There was a whole set of vines twisting away in what had been, she thought, a rose garden at one point, the butternuts big and fully ripe, all of them coming out of a nest that was set firmly into a completely-overgrown fountain.
As Whitney worked carefully, pulling away only those things that weren’t part of the squash vine, she found herself chuckling. The fountain, of course, set in a rose garden – was to Venus.
Well, a long-storing sweet crop was as good a way, if not better, than roses to pay homage to the goddess of fertility of all kinds. Whitney marked the location carefully. The vines were already almost gone, the fruit was ripe.
She’d save the seeds from the largest and plant here again in the spring; the rest would go to feed the city.
She dropped a coin in the fountain, overgrown as it was, in thanks for the food, and was not surprised when a drop of blood eked out from the gloves and into the basin as well.
Want more? See here first!
I like that. Roses are nice but butternuts are more filling, Katydid will probably quite appreciate those.
I’ve been wondering if it’d be possible to do some guerilla planting of edible things in the green spaces around my the city. It’s going into mango season, and well, it always seems such a shame to just throw the seeds out…
Guerrilla gardening is definitely a thing! I’ve never heard of it with trees – mangos are a tree fruit, right? – but I’ve mostly heard of it in northern cities, too.
Mangoes are indeed a tree fruit. I suppose the question is really, how well will this fruiting plant fare on its own if I just stick it in the ground and then ignore it, because … well, it’s not like I’m going to remember I buried something there once it’s done.

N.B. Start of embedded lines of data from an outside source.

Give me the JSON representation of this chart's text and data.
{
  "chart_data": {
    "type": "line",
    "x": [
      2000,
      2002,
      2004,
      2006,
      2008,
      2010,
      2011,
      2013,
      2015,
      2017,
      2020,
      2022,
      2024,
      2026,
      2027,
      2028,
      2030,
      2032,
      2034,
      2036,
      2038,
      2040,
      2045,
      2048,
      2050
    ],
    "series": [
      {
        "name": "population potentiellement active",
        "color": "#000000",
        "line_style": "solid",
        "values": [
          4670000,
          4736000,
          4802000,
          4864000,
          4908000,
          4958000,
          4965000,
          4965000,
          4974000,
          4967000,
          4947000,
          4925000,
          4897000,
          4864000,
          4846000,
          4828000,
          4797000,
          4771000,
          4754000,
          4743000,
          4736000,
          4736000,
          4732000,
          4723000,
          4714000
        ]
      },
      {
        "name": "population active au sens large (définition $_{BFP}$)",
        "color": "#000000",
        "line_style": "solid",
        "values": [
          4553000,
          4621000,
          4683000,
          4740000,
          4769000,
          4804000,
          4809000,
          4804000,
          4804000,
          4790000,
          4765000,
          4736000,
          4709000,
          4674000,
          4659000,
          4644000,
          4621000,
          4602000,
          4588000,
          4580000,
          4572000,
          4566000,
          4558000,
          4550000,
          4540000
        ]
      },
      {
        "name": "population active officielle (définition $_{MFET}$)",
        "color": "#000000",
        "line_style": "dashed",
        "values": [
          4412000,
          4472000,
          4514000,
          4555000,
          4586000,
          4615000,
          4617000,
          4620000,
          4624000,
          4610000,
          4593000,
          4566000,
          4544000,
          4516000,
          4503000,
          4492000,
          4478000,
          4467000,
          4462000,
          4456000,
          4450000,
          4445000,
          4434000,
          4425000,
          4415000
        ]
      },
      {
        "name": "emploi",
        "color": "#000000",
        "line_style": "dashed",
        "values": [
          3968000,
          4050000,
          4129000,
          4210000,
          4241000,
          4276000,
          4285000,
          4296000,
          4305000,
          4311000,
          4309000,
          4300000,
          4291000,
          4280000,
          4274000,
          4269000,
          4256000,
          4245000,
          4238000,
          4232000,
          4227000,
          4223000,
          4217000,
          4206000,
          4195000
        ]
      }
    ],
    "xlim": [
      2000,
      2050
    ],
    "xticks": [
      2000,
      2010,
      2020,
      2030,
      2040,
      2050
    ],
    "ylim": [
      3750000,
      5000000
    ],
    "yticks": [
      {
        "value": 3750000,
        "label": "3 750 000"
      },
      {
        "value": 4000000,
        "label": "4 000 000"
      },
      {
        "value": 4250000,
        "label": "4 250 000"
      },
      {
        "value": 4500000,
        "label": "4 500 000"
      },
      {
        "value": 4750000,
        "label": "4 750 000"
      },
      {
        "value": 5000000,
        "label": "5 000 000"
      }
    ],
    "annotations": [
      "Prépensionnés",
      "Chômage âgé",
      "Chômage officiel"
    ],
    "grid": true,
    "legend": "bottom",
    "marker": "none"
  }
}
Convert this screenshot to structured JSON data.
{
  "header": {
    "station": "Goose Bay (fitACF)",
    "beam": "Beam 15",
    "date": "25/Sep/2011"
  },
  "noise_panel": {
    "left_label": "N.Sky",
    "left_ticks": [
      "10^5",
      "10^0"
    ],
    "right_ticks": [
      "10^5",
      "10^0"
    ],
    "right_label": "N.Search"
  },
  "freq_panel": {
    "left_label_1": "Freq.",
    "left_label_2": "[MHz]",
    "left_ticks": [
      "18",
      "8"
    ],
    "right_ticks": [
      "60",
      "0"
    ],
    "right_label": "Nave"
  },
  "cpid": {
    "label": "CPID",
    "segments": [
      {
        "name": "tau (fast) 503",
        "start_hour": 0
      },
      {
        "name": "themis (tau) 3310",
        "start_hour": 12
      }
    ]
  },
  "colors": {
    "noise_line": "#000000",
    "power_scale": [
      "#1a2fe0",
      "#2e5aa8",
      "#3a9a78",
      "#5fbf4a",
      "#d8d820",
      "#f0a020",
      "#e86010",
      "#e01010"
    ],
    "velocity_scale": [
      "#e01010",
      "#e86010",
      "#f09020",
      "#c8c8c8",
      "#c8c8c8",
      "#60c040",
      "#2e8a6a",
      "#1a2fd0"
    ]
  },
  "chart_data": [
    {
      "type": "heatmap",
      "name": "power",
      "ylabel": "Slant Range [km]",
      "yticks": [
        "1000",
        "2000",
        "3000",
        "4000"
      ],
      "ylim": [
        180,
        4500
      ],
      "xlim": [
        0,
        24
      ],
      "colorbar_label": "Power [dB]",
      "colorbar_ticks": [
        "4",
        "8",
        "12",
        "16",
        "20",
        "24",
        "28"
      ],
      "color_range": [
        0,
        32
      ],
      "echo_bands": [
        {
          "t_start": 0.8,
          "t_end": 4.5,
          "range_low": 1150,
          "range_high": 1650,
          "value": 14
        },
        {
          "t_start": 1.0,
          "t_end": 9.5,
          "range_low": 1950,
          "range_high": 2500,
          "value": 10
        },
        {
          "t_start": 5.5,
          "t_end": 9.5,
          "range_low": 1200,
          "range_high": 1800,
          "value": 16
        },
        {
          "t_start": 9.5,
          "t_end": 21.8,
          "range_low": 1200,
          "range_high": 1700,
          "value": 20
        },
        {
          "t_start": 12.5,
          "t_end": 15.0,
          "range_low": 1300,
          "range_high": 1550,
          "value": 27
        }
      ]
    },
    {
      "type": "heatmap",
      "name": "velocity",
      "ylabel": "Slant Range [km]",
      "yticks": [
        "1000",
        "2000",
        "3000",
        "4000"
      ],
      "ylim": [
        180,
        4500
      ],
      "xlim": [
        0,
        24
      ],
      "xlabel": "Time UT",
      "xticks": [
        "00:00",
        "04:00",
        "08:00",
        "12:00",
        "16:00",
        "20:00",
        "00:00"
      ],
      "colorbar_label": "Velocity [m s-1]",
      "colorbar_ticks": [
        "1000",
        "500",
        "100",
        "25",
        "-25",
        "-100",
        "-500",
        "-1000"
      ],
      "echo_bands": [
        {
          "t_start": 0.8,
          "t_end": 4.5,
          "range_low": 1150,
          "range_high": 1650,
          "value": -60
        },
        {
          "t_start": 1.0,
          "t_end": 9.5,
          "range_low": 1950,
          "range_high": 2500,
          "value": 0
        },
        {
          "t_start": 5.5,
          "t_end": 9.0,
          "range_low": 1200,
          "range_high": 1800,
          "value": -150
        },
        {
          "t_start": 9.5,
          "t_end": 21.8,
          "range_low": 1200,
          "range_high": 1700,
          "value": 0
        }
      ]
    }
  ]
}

Put a little sign in the ground next to where you planted it? Or a distinctive rock, if you don’t want to be that obvious. Mangos are tropical, though — will they grow in your climate?

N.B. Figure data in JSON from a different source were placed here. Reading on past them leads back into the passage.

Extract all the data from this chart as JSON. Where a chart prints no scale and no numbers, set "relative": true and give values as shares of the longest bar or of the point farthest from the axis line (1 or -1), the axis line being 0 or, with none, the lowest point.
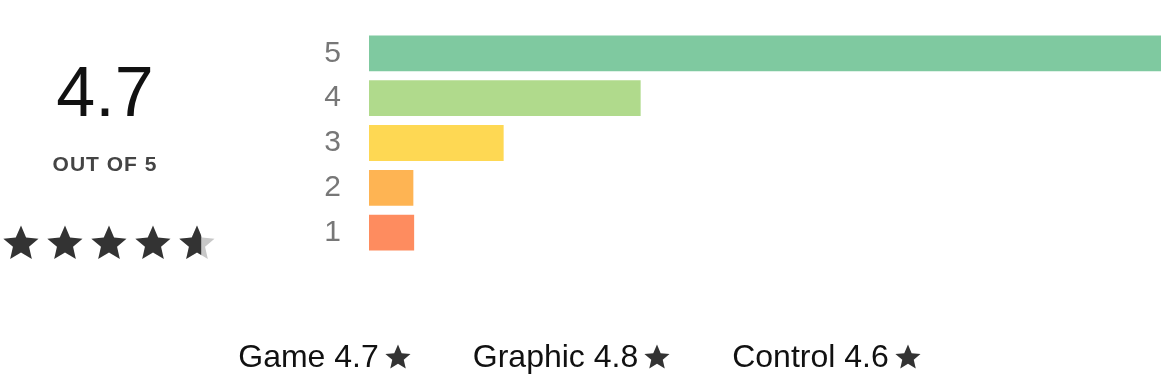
{
  "chart_data": {
    "type": "bar",
    "orientation": "horizontal",
    "relative": true,
    "categories": [
      "5",
      "4",
      "3",
      "2",
      "1"
    ],
    "values": [
      1,
      0.343,
      0.17,
      0.056,
      0.057
    ],
    "colors": [
      "#7fc9a0",
      "#b0da8c",
      "#fed853",
      "#feb453",
      "#fe8c5f"
    ],
    "legend": false,
    "annotations": [
      "4.7",
      "OUT OF 5",
      "Game 4.7",
      "Graphic 4.8",
      "Control 4.6"
    ]
  }
}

The internet says it might take a bit longer but it is still worth trying, and suggests a warm, sheltered position with well drained soil. I might start by seeing if I can get a seed to sprout before sticking it in dirt somewhere.
I’d 100% suggest starting it inside in a nice sunny window or under a sun lamp. That way you can water it regularly – look up if they like to dry out between waterings or stay wet – and protect it until it’s at least like, a hand tall?
Butternuts are a lot more filling than roses and no thorns, too!!
Katydid’s gonna be making pumpkin pie and soup and hash and… 😀 😀 With her powers, this is gonna be one long feast.
I do like this park. I’m… rooting… for more edibles here and there!
And folks, 2 more comments here could get us a sequel!
it’s become one of my favorites, too. I like Whitney.